When it makes sense:

  • AWS-exclusive deployments with managed orchestration

Challenges:

  • Vendor lock-in: Only works on AWS
  • Proprietary: Obscure error messages and AWS-specific concepts
  • Limited portability: Applications become tightly coupled to AWS services

The Blossom Alternative

For most applications, Blossom’s platform-managed approach delivers better outcomes:

  • Simplicity: SSH + Docker Compose is easy to understand and debug
  • Transparency: Standard Docker Compose files you can inspect exactly what’s running
  • Cost efficiency: No control plane infrastructure costs - you pay for the platform service
  • Full resource utilization: Every server runs your application, not orchestration overhead
  • Multi-cloud flexibility: Works across all major cloud providers and on-premises
  • Flexible scaling: Scale from 1 to many servers without architectural changes

This makes Blossom ideal for teams that want the benefits of container orchestration without the operational complexity of Kubernetes or Docker Swarm.

Consistent Remote Builds

One often-overlooked advantage of a managed platform is having a dedicated, consistent build environment.

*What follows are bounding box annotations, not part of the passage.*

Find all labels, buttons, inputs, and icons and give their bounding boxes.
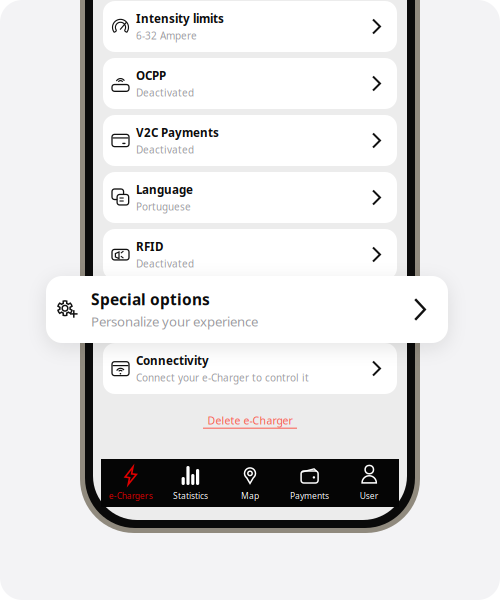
button[interactable]: Map <box>220 459 280 507</box>
button[interactable]: V2C Payments <box>103 115 397 166</box>
button[interactable]: Statistics <box>161 459 220 507</box>
staticText: Intensity limits <box>136 10 224 26</box>
staticText: e-Chargers <box>109 490 153 502</box>
staticText: Personalize your experience <box>91 312 258 330</box>
staticText: RFID <box>136 238 163 254</box>
staticText: Map <box>241 490 259 502</box>
staticText: Payments <box>290 490 329 502</box>
staticText: Portuguese <box>136 200 191 213</box>
staticText: Personalize your experience <box>136 314 271 327</box>
staticText: Special options <box>136 296 221 311</box>
staticText: Delete e-Charger <box>208 413 292 428</box>
staticText: Deactivated <box>136 86 194 99</box>
button[interactable]: Special options <box>46 276 448 343</box>
staticText: User <box>360 490 379 502</box>
staticText: Connect your e-Charger to control it <box>136 371 309 384</box>
button[interactable]: OCPP <box>103 58 397 109</box>
button[interactable]: Special options <box>103 286 397 337</box>
button[interactable]: e-Chargers <box>101 459 161 507</box>
button[interactable]: Delete e-Charger <box>103 410 397 432</box>
staticText: Deactivated <box>136 257 194 270</box>
button[interactable]: Payments <box>280 459 339 507</box>
staticText: Deactivated <box>136 143 194 156</box>
button[interactable]: Language <box>103 172 397 223</box>
button[interactable]: Intensity limits <box>103 1 397 52</box>
button[interactable]: RFID <box>103 229 397 280</box>
staticText: OCPP <box>136 68 166 83</box>
button[interactable]: Connectivity <box>103 343 397 394</box>
staticText: Statistics <box>173 490 208 502</box>
staticText: V2C Payments <box>136 124 219 140</box>
staticText: Connectivity <box>136 352 209 368</box>
staticText: Special options <box>91 289 210 310</box>
staticText: 6-32 Ampere <box>136 29 197 42</box>
button[interactable]: User <box>339 459 399 507</box>
staticText: Language <box>136 182 193 197</box>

Many teams start with local builds—it works fine at first. But then:

  • A teammate needs to deploy and must replicate your local setup
  • Environment differences lead to “works on my machine” issues
  • OS updates break your build configuration
  • You realize you need a shared remote machine just for builds

Teams often end up creating a dedicated Linux box that everyone SSH’s into, or setting up Jenkins, GitHub Actions, or CircleCI—just to get consistent, reproducible builds.

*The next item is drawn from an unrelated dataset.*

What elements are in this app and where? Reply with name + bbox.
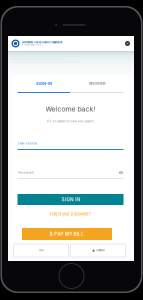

Blossom sets up and manages a build server in your infrastructure automatically. Just tag a server with the build role, and Blossom configures it for consistent builds. Any team member can trigger deployments through the UI or git push—no local Docker or build setup required.

Scaling Architecture

Blossom’s architecture supports flexible scaling:

Single Server Setup

  • All components (load balancer, application, database) on one server
  • Lowest cost option for development or small applications
  • Simple to manage and debug

Multi-Server Cluster

  • Dedicated load balancer server running Caddy
  • Multiple web/application servers
  • Separate build server for Docker image building
  • Dedicated database server
  • High availability and horizontal scaling

You can start with a single server and scale up to a multi-server cluster without changing your application or deployment configuration. The orchestration automatically adapts.

Summary

Blossom’s orchestration approach prioritizes simplicity and transparency over complexity. By using SSH and Docker Compose instead of self-managed orchestration platforms, you get predictable deployments, easy debugging, and full control—without the operational burden of managing Kubernetes or Docker Swarm. You pay for the platform service that handles orchestration, not for control plane infrastructure, making it cost-effective from a single server to production scale.